Compreendo esta angústia do português solitário que não gosta de bola. O pior é quando se começa a racionalizar a coisa.

Racionalizar a nossa entrega à selecção e a nossa depressão com a sua eliminação é estúpido. Diz-se que as vitórias dão bom nome ao País. É verdade que não fez mal ao ego nacional ver os títulos dos jornais internacionais depois da goleada com a Coreia, em tudo diferentes das referências habituais dos jornais económicos a Portugal. Mas os bons resultados futebolísticos não têm qualquer efeito na imagem do País. Diz-se que mostram que somos capazes do melhor. Não mostram coisa nenhuma, porque uma selecção não é retrato de um País. Nem a França é a tragédia que foi a sua selecção, nem a Argentina tem o génio da sua equipa. Diz-se que ajuda a unir o País. É uma falsa unidade em torno de um objectivo demasiado simples para contar: ganhar um jogo, depois outro, depois outro.

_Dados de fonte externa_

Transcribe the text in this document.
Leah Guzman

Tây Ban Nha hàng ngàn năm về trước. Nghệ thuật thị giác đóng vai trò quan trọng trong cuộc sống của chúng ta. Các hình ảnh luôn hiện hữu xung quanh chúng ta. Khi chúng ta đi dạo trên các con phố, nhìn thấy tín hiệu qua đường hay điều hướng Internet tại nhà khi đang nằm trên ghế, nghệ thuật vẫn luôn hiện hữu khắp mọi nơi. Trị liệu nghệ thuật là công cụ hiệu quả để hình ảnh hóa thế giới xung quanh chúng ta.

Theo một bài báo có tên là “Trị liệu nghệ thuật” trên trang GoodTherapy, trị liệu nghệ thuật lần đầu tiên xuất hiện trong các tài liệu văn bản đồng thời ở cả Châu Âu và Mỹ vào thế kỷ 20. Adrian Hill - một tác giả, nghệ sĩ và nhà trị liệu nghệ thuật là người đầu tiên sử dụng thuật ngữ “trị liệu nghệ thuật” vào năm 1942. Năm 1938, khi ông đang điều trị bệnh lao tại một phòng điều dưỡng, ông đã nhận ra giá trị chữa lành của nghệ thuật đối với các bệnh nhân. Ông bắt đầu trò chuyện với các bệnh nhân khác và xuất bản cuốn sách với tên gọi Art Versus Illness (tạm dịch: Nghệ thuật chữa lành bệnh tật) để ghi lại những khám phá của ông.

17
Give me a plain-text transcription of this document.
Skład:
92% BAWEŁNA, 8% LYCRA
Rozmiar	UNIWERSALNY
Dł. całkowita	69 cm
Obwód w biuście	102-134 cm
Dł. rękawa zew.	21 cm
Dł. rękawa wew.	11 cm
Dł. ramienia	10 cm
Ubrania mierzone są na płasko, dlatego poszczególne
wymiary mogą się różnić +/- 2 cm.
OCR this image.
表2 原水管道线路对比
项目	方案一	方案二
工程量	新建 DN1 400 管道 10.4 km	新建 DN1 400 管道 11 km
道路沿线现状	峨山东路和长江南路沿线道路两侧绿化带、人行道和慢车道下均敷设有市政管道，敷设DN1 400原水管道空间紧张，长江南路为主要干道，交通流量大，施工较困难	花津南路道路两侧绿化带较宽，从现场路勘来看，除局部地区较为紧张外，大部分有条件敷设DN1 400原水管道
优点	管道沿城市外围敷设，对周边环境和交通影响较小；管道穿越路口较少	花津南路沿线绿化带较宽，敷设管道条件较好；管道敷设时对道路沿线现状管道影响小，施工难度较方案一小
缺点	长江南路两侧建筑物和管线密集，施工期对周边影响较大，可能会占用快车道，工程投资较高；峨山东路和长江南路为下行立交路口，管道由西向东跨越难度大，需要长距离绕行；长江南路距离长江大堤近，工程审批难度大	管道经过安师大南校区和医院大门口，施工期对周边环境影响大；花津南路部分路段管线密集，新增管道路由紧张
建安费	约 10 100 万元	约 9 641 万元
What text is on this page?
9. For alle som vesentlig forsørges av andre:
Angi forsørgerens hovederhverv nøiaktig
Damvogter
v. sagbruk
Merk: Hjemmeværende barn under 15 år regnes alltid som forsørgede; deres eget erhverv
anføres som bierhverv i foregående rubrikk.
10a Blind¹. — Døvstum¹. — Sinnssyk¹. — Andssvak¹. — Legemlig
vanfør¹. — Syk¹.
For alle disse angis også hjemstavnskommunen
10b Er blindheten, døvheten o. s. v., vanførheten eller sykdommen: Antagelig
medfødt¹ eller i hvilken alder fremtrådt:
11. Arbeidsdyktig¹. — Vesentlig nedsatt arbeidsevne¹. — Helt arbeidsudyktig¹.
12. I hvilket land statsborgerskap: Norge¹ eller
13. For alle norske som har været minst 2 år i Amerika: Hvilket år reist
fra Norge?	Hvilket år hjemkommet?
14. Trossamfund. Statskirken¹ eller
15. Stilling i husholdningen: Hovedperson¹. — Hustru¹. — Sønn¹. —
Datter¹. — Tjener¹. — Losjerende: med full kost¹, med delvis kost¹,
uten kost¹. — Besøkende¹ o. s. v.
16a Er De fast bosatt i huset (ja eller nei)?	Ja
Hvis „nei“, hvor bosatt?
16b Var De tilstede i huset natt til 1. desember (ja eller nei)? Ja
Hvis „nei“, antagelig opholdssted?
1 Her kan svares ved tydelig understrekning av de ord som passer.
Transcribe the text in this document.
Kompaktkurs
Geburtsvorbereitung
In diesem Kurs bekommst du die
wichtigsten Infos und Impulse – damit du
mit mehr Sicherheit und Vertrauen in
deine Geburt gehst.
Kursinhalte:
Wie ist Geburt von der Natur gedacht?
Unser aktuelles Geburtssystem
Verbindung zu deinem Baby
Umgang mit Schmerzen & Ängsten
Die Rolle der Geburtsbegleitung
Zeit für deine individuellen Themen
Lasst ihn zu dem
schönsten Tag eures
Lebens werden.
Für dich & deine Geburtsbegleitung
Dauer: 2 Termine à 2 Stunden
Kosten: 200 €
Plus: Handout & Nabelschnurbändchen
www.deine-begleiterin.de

Mas racionalizar o desprezo pelo futebol não é melhor. O mais comum é criticar a alienação a que o povo se entrega enquanto o País se desmorona. E é aí que eu perco a compostura. Esta ideia bem portuguesa de que quando tudo está mal nos devemos entregar à depressão colectiva é absurda. Como se ela resolvesse alguma coisa. Como se a alegria fosse um crime de lesa Pátria. Uma irresponsabilidade.

Desde que nasci que vivo em crise quase permanente. A palavra já quase se limita a traduzir a normalidade. E, no entanto, durante estas crises cíclicas fui-me divertindo. Num País onde grande parte dos portugueses vive mal, há alguns luxos que não se dispensam. As pequenas alegrias inconsequentes são um deles. Chamem-lhe alienação, se quiserem. Mas sabe bem. E para quem quase tudo é mau, umas coisas saberem bem de vez em quando não há de ser um crime. O intervalo da depressão nacional podia bem ter durado mais uma semana.